24 Jun 2024 - {{hitsCtrl.values.hits}}
Artificial Intellingence (AI) is set to drive global banking sector profits up by US $ 170 billion by 2028, a new report by Citi Group has found.
Forecasted through a client survey, the report predicted that AI will profoundly change the future of finance, potentially boosting global banking profits to US $ 2 trillion over the next five years.
The figure represents a 9 percent increase in the profit pool for the sector.
“Just as the steam engine powered the industrial revolution, AI may commoditize human intelligence. Finance, a data rich industry with clients adopting AI at pace, will be at the forefront of change” the Citi Group said in a statement.
93 percent of respondents of the Citi Groups proprietary survey expected higher bank profits through productivity gains, signaling the overwhelming optimism of finance sector leaders about AI’s profit impact.
The higher productivity is expected through the automation of routine tasks, streamlining operations and freeing up employees to focus on higher value activities.
GenAI will have a big impact on internal facing tasks such as content and information management, coding and software, the report stated.
However, emphasis was also placed on the challenges and ethical considerations that may arise through the global shift to a bot-powered finance industry.
Despite the higher productivity, AI generated finance activities could raise serious questions around data security, regulation, compliance, ethics and competition, according to the report.

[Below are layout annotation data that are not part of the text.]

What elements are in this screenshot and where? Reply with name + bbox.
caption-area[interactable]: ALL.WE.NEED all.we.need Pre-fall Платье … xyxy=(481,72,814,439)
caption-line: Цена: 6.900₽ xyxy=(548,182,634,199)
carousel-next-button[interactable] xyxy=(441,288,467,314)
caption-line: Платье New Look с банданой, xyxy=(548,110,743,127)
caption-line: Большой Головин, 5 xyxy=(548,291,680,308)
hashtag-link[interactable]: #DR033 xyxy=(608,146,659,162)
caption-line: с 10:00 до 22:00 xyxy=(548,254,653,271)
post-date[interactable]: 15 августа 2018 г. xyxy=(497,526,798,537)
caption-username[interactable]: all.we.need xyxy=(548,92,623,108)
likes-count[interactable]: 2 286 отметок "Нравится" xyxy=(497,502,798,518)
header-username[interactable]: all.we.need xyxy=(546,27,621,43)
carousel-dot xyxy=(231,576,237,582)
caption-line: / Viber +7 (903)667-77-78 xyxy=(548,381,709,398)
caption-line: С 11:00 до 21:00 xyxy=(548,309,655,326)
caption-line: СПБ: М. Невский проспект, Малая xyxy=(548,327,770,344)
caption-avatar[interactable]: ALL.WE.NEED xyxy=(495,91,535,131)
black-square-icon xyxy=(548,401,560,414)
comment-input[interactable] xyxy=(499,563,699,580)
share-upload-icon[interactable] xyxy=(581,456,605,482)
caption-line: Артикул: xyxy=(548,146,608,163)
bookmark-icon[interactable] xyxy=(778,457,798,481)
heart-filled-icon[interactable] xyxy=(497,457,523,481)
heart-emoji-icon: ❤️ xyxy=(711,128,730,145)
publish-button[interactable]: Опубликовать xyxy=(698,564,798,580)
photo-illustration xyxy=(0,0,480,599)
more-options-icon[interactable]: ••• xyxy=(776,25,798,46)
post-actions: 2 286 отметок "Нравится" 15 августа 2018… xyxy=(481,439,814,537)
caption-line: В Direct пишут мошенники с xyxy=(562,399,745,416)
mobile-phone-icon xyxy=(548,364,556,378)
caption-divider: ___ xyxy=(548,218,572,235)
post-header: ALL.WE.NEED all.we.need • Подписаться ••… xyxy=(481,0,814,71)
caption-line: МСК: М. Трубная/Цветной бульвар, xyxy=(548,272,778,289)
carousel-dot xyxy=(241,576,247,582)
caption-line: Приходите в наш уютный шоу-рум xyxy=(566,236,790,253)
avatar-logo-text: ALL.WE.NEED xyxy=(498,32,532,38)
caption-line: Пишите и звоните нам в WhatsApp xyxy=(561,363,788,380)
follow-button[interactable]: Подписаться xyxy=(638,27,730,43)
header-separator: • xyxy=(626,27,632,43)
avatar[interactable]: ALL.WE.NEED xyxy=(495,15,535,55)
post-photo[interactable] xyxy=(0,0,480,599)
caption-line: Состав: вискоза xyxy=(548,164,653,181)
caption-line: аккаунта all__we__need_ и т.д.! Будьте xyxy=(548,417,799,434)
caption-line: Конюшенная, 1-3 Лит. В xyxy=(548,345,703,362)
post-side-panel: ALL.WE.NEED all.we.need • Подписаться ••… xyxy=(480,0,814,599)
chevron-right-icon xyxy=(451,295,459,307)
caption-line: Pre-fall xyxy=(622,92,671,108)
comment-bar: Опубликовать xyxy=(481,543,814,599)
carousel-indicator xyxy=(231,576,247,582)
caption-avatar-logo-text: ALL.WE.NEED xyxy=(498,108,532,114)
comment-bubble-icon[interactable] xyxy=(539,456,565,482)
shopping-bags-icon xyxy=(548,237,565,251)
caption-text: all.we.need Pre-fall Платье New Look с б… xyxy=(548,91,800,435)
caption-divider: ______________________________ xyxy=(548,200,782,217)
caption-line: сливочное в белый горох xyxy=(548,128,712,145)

AI models are known to hallucinate and create non existent information bringing both operational and reputational risks to finance firms, if the AI chatbots were to go fully autonomous.
Intensified price competition by AI-powered clients could also shift the balance of power in the finance world.
Moreover, AI may be adopted faster by digitally native, cloud-based firms such as FinTechs and BigTechs, leading to the loss of market shares for many other incumbent firms burdened by tech debts.
Accordingly, the Citi Group advised finance leaders to practice caution around timelines, talent costs, heightened competition, rising client expectations and expenses related to greater AI activity.